Activity › Forums › Astrosoftware › Astro Pixel Processor › Error: java.lang.NegativeArraySizeException › Reply To: Error: java.lang.NegativeArraySizeException
“In my own data processing for large telescopes, I first subtract the background in all mosaic panels and make the background zero in all panels. This handles the additive term. Then I conduct aperture photometry on stars in the panels, and use the common stars in the overlapping region to adjust the brightness of the panels. This handles the multiplicative term. Unfortunately, this only works on images with primarily point-like objects and with images that are very well flattened. Amateur images are usually not like this, unfortunately.”
Yes, for amateur images this is not feasible. I do understand your workflow.
“In my naive imagination, one may try to use the histograms in the overlapping region between two panels, and match both the central locations and the widths of the histograms. The match of the central location is an additive term, and the match of the width is a multiplicative term. For this to work very well, the panels have to be well calibrated and linear. Noise may add to the width of the histogram, and it can confuse this process.”
Indeed, the data needs to be linear and well calibrated. Noise is an important factor, since dispersion and noise values are correlated. Data that is really flat and well calibrated will have a very high correlation for the dispersion and noise values. If the data is not perfectly flat or has a a lot of structure due to nebulosity then the correlation is much lower in my experience.
In 5) normalize, you’ll notice that I have implemented 2 normalization modes
1) regular
2) advanced
The regular normalization mode, calculates lokation and dispersion values for the whole frame. This is the conventional/naive method and probably similar to what other programs do.
The advanced mode actually does what you are proposing in
“In my naive imagination, one may try to use the histograms in the overlapping region between two panels, and match both the central locations and the widths of the histograms. The match of the central location is an additive term, and the match of the width is a multiplicative term.”
For each frame the lokation and dispersion values are calculated on the area that exactly overlaps with it’s reference frame and are compared to the lokation and dispersion values of the same overlap area of the reference frame. So the advanced mode compares the exact same area’s after registration, so the normalization is done on the exact same histograms. It really works well and also works in mosaic mode. In mosaic mode, this means each panel has it’s own reference. This is possible due to the creation of registration paths in the mosaic mode. To be able to correcly compare dispersion in this advanced mode, the registration of the data is done using nearest neighbour interpolation since that actually conserves the noise characteristics of the data.

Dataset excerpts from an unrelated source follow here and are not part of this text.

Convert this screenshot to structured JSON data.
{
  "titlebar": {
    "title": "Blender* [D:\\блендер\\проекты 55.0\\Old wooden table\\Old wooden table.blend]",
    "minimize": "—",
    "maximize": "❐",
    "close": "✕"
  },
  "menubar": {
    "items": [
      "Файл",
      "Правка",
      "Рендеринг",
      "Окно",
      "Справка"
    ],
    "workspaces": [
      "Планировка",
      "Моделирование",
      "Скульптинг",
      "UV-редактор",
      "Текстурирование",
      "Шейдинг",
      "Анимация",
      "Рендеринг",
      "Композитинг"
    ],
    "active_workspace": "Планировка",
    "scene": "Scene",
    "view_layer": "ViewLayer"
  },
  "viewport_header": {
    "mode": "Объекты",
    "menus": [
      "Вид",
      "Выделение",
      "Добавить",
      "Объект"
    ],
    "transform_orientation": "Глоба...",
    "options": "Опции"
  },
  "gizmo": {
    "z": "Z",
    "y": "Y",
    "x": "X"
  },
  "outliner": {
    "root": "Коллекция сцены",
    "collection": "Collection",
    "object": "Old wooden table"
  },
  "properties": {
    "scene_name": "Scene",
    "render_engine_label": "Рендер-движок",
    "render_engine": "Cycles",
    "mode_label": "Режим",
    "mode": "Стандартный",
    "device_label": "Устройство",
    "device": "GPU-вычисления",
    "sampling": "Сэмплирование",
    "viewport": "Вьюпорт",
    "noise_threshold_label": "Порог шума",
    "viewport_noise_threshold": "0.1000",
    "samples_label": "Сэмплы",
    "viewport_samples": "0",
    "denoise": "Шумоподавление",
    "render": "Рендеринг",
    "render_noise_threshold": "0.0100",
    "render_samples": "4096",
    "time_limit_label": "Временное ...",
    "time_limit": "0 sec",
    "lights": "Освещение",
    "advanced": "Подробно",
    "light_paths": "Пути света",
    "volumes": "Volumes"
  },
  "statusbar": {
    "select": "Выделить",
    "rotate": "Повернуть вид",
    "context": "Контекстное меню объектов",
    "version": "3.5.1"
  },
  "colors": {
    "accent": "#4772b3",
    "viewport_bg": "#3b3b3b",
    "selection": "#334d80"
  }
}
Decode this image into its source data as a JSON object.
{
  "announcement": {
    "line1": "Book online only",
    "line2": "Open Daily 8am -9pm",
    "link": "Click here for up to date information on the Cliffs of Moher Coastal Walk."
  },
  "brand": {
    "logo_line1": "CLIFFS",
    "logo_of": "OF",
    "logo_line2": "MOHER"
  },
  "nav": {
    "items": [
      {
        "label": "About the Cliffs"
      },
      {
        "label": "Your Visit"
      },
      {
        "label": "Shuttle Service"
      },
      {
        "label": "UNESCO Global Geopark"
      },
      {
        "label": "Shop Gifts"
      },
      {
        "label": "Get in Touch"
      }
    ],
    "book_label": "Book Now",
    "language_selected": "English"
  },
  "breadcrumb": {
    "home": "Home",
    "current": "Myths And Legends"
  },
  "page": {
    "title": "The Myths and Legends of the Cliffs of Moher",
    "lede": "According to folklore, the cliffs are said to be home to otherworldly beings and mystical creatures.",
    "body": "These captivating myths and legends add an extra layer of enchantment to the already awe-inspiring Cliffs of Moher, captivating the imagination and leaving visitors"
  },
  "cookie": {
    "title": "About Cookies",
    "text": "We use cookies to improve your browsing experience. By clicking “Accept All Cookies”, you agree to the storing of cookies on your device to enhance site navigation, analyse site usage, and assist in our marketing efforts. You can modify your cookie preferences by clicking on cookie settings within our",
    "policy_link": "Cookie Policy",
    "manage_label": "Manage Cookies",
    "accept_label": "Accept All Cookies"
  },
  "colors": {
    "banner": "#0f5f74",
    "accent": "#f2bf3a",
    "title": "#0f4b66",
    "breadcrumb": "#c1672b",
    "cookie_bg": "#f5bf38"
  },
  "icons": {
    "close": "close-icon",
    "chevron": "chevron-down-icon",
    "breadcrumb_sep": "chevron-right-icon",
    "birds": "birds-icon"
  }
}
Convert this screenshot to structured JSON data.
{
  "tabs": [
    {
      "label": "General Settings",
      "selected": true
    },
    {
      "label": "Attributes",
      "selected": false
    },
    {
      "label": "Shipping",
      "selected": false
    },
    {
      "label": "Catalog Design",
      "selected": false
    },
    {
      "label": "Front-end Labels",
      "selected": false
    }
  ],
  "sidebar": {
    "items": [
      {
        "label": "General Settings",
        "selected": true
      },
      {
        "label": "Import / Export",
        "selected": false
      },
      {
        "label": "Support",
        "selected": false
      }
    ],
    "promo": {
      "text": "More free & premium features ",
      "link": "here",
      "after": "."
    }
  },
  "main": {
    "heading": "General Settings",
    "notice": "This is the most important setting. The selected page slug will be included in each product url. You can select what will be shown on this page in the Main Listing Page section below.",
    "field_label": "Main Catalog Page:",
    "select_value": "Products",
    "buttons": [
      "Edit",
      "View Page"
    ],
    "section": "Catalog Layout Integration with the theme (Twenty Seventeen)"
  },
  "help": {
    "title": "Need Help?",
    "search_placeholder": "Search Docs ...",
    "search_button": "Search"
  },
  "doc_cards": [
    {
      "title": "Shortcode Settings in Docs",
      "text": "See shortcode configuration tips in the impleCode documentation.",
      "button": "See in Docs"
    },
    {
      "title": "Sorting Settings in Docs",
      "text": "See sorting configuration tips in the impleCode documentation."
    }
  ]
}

“If you don’t mind sharing the method for the current multiplicative and additive adjustments in APP, I may be able to suggest a method or two that can do both simultaneously.”
I don’t mind at all, I’ll try to send you the information with the formulas that I use within the next couple of days. Subtracting the lokation(background) and then adjusting for dispersion of the data is what’s happening in APP as well, by the way. So for each frame, it’s lokation is subtracted, then the data is multiplied, so the dispersion of the frame becomes the same as the dispersion of it’s reference. And finally, the reference lokation is added. So the frame and it’s reference will have the same lokation and dispersion afterwards in the overlap areas, which is a much better way to normalize than the regular/naive mode. I have some examples of this in my presentation, did you see those?